Wildlife Habitat Protected

Couple standing in front of forest

A group of land parcels in Sullivan County, New York, known as Mongaup Sanctuary, is protected with a conservation easement with Delaware Highlands Conservancy. The 100 acres include a wetland with a creek running through it, open fields once used for farming, and woodland.

This varied habitat is home to mammals including bobcats, deer, and flying squirrels, many plant species, and at least 87 bird species from abundant wild turkeys to the rare pair of resident red-shouldered hawks that fledges a family here almost every year. The property in this easement is part of a block of undeveloped land that includes state land, a hunting club and a scout camp, all in close proximity -- important for a number of reasons.

“The protection of our land is more valuable because it’s not just an isolated area, and because it’s part of the Delaware River watershed,” says Mike Smith, who owns this land with his wife, Linda.

The Smiths met at Cornell University in the 60s when Linda was studying mathematics and Mike was getting a degree in wildlife management. After that, Mike explains, “We corresponded ‘across the planet’ while I spent three years running around the world.” While getting his Master's at the University of Alaska, Mike became convinced that’s where he wanted to live. He came back to Cornell briefly to marry Linda and complete his PhD in natural resource management. Then, with the promise of a job teaching math for Linda, they packed all their belongings in their van and drove to Anchorage. Forty years later they still make their home there. Living in Alaska, Linda says, “We often take for granted that we’re surrounded by so much public land. We have state land, federal land, lots of parks.”

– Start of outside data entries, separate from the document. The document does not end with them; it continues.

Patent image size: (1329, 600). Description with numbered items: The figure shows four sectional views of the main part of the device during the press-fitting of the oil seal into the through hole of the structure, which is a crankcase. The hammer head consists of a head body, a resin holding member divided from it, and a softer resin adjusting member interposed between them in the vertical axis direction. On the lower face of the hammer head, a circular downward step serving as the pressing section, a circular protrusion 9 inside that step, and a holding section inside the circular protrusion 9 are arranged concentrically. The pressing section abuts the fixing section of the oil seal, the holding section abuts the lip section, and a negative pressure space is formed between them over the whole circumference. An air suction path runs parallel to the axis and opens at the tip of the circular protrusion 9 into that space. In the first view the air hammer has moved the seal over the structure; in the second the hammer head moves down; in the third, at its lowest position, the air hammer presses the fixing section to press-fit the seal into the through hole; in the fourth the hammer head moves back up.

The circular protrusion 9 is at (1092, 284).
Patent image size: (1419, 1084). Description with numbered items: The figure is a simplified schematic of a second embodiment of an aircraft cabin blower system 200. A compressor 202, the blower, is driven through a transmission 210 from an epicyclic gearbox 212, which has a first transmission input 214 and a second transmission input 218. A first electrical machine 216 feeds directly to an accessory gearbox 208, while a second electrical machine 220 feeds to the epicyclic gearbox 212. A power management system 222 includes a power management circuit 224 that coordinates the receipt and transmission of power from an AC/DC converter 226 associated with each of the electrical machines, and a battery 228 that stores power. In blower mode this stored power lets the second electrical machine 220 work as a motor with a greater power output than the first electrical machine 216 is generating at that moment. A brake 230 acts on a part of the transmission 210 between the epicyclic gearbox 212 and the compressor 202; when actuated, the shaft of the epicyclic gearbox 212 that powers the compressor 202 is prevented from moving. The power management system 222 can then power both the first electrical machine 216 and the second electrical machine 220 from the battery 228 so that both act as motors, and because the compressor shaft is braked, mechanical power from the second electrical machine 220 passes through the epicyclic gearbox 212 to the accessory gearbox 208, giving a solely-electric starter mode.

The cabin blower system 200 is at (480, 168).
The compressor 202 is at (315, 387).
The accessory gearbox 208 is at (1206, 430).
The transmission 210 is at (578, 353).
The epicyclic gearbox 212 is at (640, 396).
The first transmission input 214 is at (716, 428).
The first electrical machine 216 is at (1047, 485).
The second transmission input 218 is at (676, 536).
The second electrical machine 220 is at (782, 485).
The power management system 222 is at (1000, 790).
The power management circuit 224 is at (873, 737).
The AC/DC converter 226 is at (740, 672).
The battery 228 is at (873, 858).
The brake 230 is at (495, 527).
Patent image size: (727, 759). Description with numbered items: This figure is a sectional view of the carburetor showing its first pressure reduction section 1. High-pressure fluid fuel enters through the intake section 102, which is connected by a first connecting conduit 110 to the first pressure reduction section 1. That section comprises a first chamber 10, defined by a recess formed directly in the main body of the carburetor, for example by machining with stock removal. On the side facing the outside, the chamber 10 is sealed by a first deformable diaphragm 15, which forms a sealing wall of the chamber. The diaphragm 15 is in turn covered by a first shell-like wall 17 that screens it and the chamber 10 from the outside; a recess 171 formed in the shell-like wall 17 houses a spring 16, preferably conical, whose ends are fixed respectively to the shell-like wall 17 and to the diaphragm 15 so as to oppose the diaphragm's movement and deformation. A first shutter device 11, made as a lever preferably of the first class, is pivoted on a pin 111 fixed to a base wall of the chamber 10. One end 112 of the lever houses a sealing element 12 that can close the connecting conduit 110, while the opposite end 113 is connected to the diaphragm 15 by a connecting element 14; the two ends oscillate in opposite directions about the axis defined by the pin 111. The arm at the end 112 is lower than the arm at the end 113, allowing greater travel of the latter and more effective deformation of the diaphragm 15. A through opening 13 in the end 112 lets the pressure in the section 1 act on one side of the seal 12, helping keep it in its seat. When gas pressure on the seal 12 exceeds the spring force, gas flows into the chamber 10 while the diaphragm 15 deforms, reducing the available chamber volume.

So why do they come back every year, spring and fall, to the land of their roots in Glen Spey, New York? Mike’s family goes back five generations to his great-great grandfather, who bought land here to build the original family farmstead in 1851, and did subsistence farming. His great-grandfather became the first supervisor for the Town of Lumberland in the 1890s. His grandfather developed a good chicken, egg, and pig business from 1920 through WWII, and also worked as a carpenter at some of the big summer estates in Glen Spey, where he met his bride, a domestic who’d recently emigrated from Ireland. They raised three children, Mike’s dad and his two aunts, who all married and moved away but never lost their connection to the family farm where their parents lived out the rest of their lives. “Mike was raised in New Jersey and came to New York often to visit his grandparents on the farm. I was raised in New York and visited my grandparents in New Jersey on their farm,” quips Linda. Mike’s two aunts continued to buy land adjoining their family’s original farmstead, and Mike and Linda have continued to enlarge the Smith family’s holdings to the present 105 acres.

The Smiths have chosen to protect the undeveloped 101 acres from subdivision, allowing only recreational, limited agricultural, and woodland uses. Though they plan to spend their retirement here and deed the land to their children, their easement assures their property will be protected in perpetuity, no matter who subsequently owns it. Its proximity to other protected lands provides significant public benefit by ensuring that precious habitat will continue to be available to the large variety of wildlife that populates this historically protected environment.